Scientists May Soon Solve Century-Old Mystery of Green Icebergs

  • Scientists May Soon Solve Century-Old Mystery of Green Icebergs

Scientists May Soon Solve Century-Old Mystery of Green Icebergs

The stunning sight of emerald green-colored icebergs in Antarctica has been documented for more than a century - in literature and beyond. These colors make sense for glaciers as ice absorbs more red light than blue.

"The marine‐ice part of such icebergs is clear, dark, and often green in color, because red or yellow particles from the seawater, in combination with the blue of ice, can shift the color to green", the researchers further explained.

A new study suggests that the iron oxide in rock dust from the mainland is responsible for the unusual color. They formulated the brand new principle after Australian researchers found massive quantities of iron in East Antarctica's Amery Ice Shelf. Iron is a key nutrient for the microscopic plants upon which many other organisms rely.

Professor Warren said: "It is like taking a package to the post office".

Warren, the study's lead author, is a glaciologist at the University of Washington who has been studying green icebergs since 1988. "We at all times thought inexperienced icebergs had been simply an unique curiosity, however now we predict they could really be essential".

For decades, scientists have argued about the cause behind the freakish phenomenon and debated why the green-hued ice chunks aren't the typical blue or white color.
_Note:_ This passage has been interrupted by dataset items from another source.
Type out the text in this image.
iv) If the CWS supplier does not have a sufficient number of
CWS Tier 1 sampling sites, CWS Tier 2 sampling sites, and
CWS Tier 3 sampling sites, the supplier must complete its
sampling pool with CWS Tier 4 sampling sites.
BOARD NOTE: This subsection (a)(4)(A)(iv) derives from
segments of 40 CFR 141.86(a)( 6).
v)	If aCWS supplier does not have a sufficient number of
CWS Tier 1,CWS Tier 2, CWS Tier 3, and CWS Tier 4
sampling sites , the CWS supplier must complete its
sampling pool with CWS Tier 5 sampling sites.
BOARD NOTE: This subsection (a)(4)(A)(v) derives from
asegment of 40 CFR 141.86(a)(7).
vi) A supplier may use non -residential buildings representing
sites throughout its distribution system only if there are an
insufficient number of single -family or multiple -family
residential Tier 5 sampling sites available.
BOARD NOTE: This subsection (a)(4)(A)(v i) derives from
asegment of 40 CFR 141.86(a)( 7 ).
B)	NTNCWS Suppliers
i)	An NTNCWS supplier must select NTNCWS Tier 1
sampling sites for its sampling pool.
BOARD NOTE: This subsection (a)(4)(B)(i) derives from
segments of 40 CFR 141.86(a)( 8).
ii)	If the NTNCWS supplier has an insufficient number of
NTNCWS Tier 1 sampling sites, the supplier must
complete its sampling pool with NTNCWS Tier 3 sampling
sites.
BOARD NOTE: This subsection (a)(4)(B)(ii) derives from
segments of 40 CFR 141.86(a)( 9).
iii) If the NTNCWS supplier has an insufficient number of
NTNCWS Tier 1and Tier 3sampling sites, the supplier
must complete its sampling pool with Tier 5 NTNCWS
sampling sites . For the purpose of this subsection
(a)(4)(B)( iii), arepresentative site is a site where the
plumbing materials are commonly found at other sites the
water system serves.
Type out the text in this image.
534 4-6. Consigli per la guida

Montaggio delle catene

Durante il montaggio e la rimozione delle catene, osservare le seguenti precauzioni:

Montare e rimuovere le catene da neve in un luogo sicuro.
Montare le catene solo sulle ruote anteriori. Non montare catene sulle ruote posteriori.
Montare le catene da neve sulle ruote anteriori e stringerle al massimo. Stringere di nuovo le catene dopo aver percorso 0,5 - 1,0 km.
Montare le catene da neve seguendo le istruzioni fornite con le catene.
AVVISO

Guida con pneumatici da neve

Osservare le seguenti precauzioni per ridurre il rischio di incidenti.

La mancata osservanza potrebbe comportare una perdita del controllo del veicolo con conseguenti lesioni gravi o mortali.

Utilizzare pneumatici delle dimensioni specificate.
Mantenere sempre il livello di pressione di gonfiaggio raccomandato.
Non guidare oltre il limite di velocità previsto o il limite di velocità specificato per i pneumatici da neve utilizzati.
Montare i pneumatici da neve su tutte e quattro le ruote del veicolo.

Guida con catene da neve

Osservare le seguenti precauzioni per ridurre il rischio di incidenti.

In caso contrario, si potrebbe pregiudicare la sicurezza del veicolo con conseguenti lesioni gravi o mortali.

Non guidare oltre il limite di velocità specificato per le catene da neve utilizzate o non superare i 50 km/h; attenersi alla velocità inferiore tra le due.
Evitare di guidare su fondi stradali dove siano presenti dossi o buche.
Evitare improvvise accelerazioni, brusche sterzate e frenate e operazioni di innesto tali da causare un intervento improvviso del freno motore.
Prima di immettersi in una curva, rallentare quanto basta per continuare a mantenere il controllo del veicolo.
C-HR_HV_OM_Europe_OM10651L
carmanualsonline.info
Interestingly, the green ice he saw was a deep emerald hue much darker and clearer than that of normal icebergs- a signal to scientists that green ice might be different from regular iceberg ice.
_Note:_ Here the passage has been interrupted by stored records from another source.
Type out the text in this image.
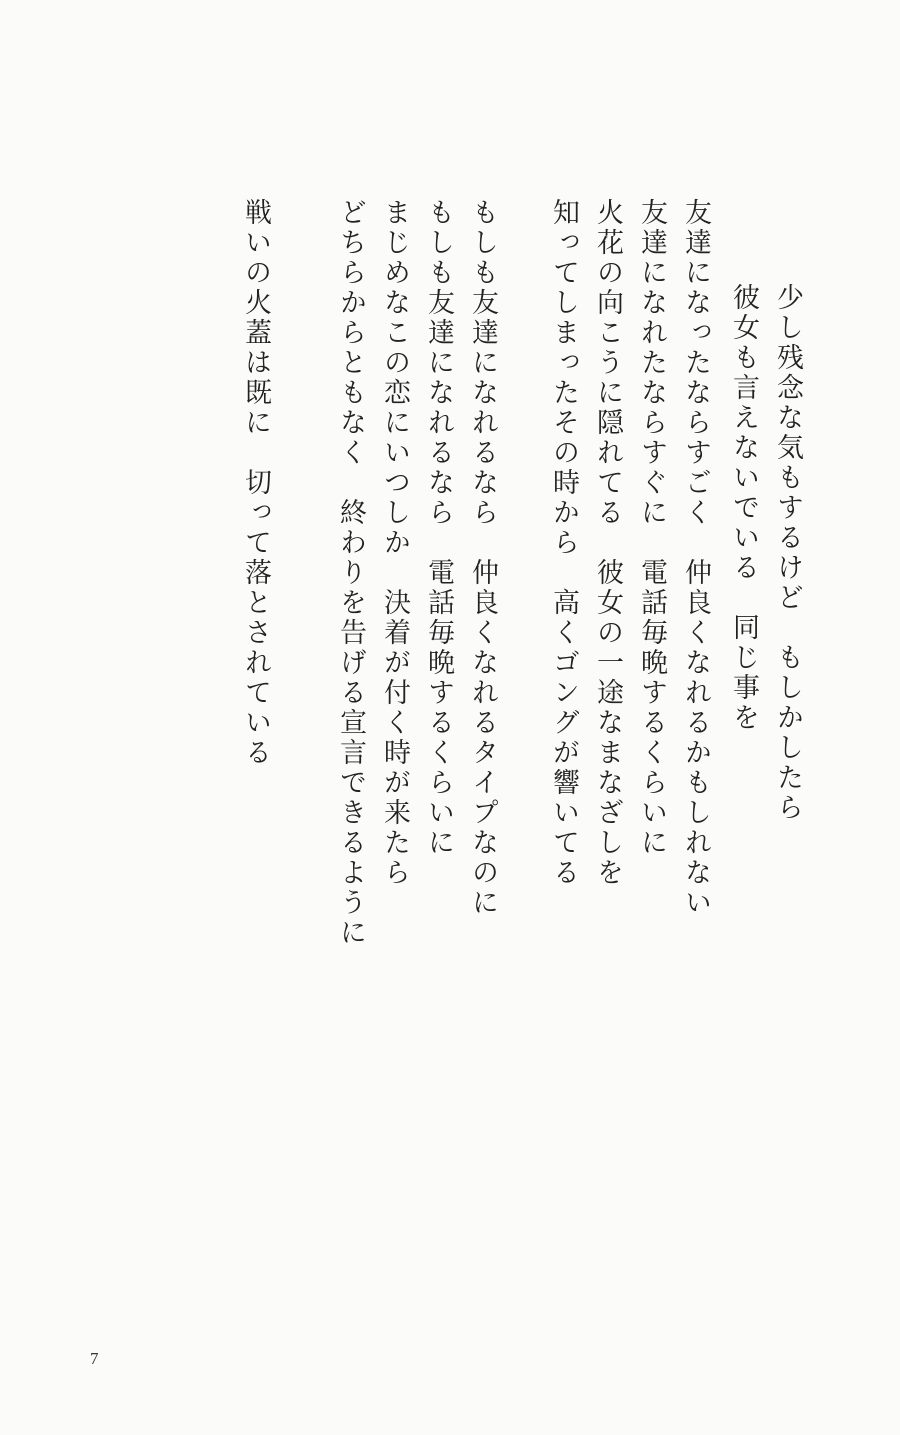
少し残念な気もするけど　もしかしたら
彼女も言えないでいる　同じ事を
友達になったならすごく　仲良くなれるかもしれない
友達になれたならすぐに　電話毎晩するくらいに
火花の向こうに隠れてる　彼女の一途なまなざしを
知ってしまったその時から　高くゴングが響いてる
もしも友達になれるなら　仲良くなれるタイプなのに
もしも友達になれるなら　電話毎晩するくらいに
まじめなこの恋にいつしか　決着が付く時が来たら
どちらからともなく　終わりを告げる宣言できるように
戦いの火蓋は既に　切って落とされている
7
Researchers on top of a large composite iceberg in October 1996.

"What is most fantastic is not their color but rather their clarity, because they have no bubbles", said Warren to IFLScience. These bubbles cause the photons to change direction repeatedly by refraction and re-emerge to the surface, causing the effect of a whiter ice. This glacier ice is formed of layers of snow that builds up over time and solidifies, meaning it has air pockets that reflect light.

Seawater freezes to the base of some ice shelves, forming marine ice, which incorporates organic and inorganic particles from the water.
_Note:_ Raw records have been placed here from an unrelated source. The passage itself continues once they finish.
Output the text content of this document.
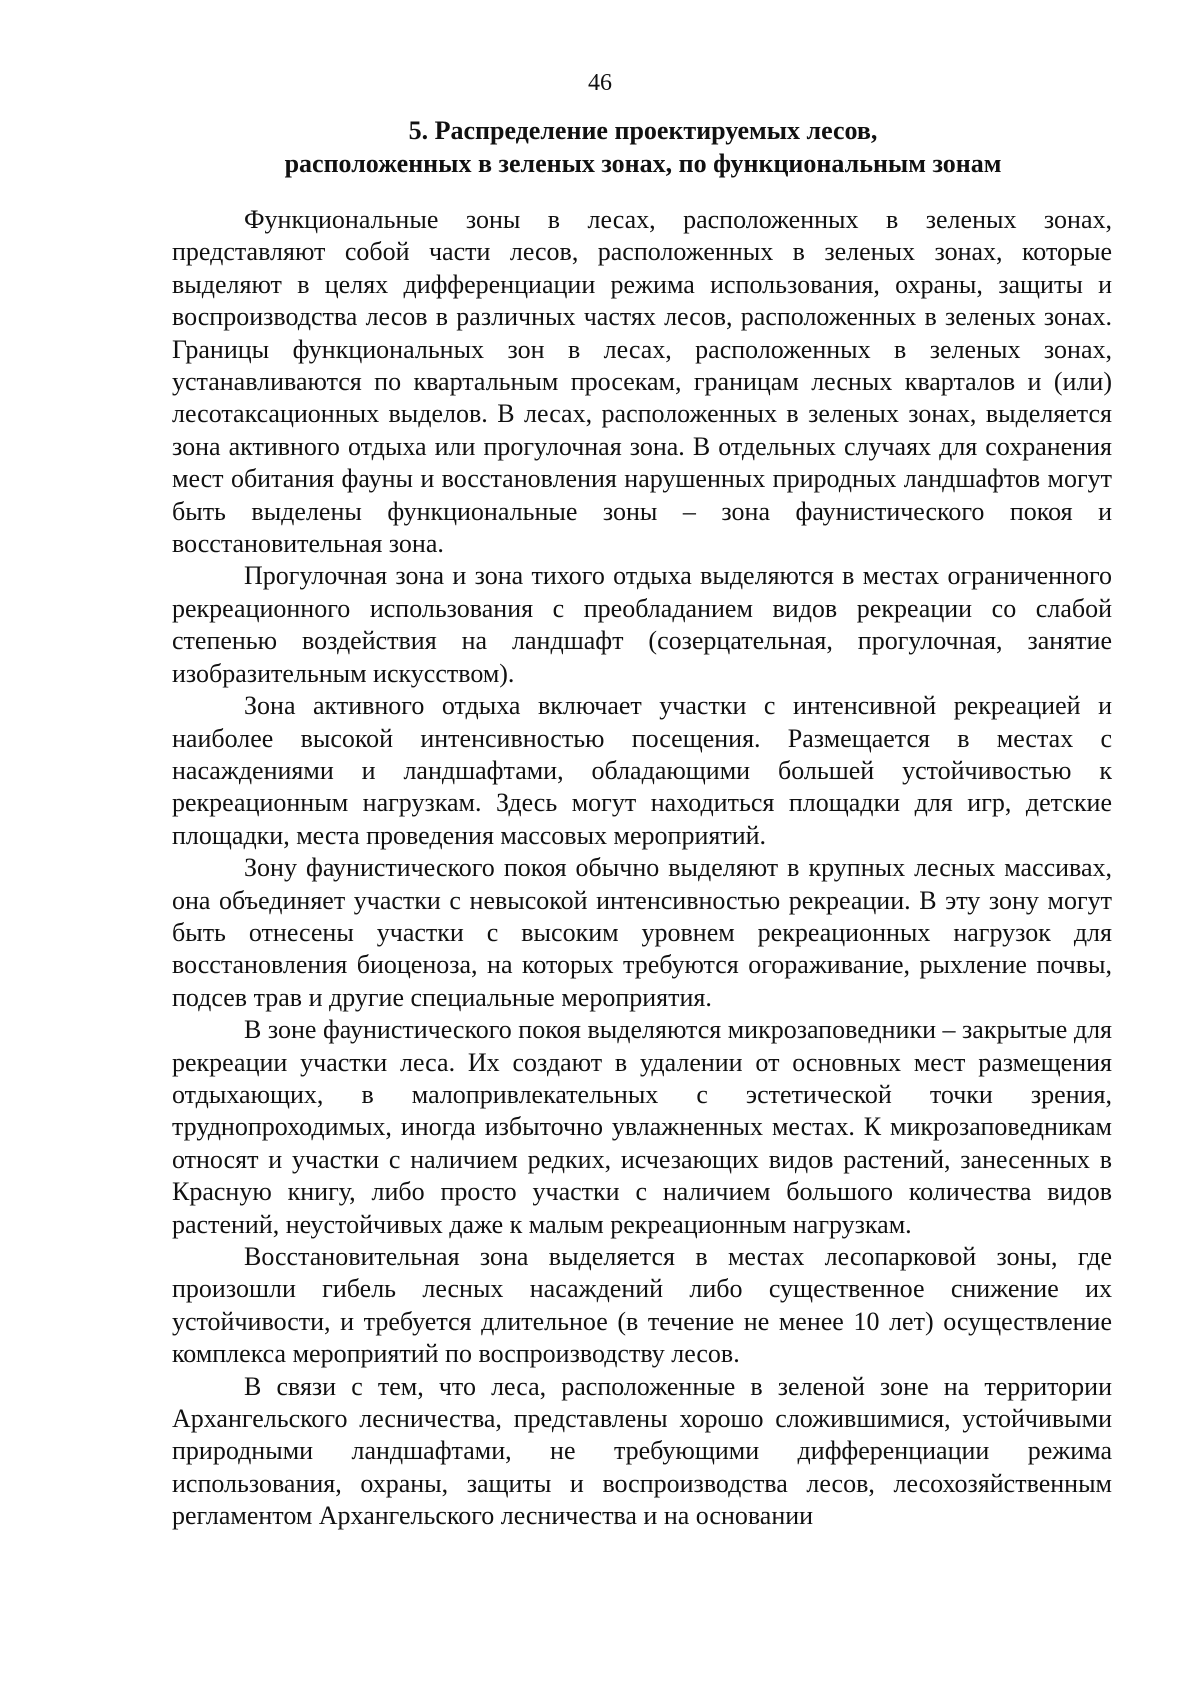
46
5. Распределение проектируемых лесов,
расположенных в зеленых зонах, по функциональным зонам

Функциональные зоны в лесах, расположенных в зеленых зонах, представляют собой части лесов, расположенных в зеленых зонах, которые выделяют в целях дифференциации режима использования, охраны, защиты и воспроизводства лесов в различных частях лесов, расположенных в зеленых зонах. Границы функциональных зон в лесах, расположенных в зеленых зонах, устанавливаются по квартальным просекам, границам лесных кварталов и (или) лесотаксационных выделов. В лесах, расположенных в зеленых зонах, выделяется зона активного отдыха или прогулочная зона. В отдельных случаях для сохранения мест обитания фауны и восстановления нарушенных природных ландшафтов могут быть выделены функциональные зоны – зона фаунистического покоя и восстановительная зона.

Прогулочная зона и зона тихого отдыха выделяются в местах ограниченного рекреационного использования с преобладанием видов рекреации со слабой степенью воздействия на ландшафт (созерцательная, прогулочная, занятие изобразительным искусством).

Зона активного отдыха включает участки с интенсивной рекреацией и наиболее высокой интенсивностью посещения. Размещается в местах с насаждениями и ландшафтами, обладающими большей устойчивостью к рекреационным нагрузкам. Здесь могут находиться площадки для игр, детские площадки, места проведения массовых мероприятий.

Зону фаунистического покоя обычно выделяют в крупных лесных массивах, она объединяет участки с невысокой интенсивностью рекреации. В эту зону могут быть отнесены участки с высоким уровнем рекреационных нагрузок для восстановления биоценоза, на которых требуются огораживание, рыхление почвы, подсев трав и другие специальные мероприятия.

В зоне фаунистического покоя выделяются микрозаповедники – закрытые для рекреации участки леса. Их создают в удалении от основных мест размещения отдыхающих, в малопривлекательных с эстетической точки зрения, труднопроходимых, иногда избыточно увлажненных местах. К микрозаповедникам относят и участки с наличием редких, исчезающих видов растений, занесенных в Красную книгу, либо просто участки с наличием большого количества видов растений, неустойчивых даже к малым рекреационным нагрузкам.

Восстановительная зона выделяется в местах лесопарковой зоны, где произошли гибель лесных насаждений либо существенное снижение их устойчивости, и требуется длительное (в течение не менее 10 лет) осуществление комплекса мероприятий по воспроизводству лесов.

В связи с тем, что леса, расположенные в зеленой зоне на территории Архангельского лесничества, представлены хорошо сложившимися, устойчивыми природными ландшафтами, не требующими дифференциации режима использования, охраны, защиты и воспроизводства лесов, лесохозяйственным регламентом Архангельского лесничества и на основании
The presence in the ice of iron oxides from the continental shelf can be the origin of this unique colour.

Their first thought was that dissolved organic carbon, microscopic particles of long-dead marine plants and animals, was getting trapped in the ice as the water froze to the underside of the ice shelf. But a sample of the ice proved their theory wrong: green and blue marine ice have similar amounts of organic material.

The problem nagged at Warren until a few years ago, when an oceanographer at the University of Tasmania tested an ice core from the Amery Ice Shelf for its iron content. The researchers found marine ice near the bottom of the core had almost 500 times more iron than the glacial ice above.

A partly capsized iceberg embedded in sea ice.

Ted Scambos, a senior research scientist at the National Snow and Ice Data Center who did not contribute to the research, told Mashable the explanation makes "perfect sense". The boundary between the glacier ice and marine ice (originally horizontal) is now tilted about 60 degrees.

Significant quantities of iron were discovered buried in the Antarctic ice and theorised iron-oxide, can alter its colour. But where was the iron coming from? When the rock dust got trapped under the ice shelf, it mixed with ocean water and became marine ice. He explained that the minerals might have come from Antarctica's mainland when glaciers that flow over bedrock turned rocks into a fine powder and unloaded them into the ocean.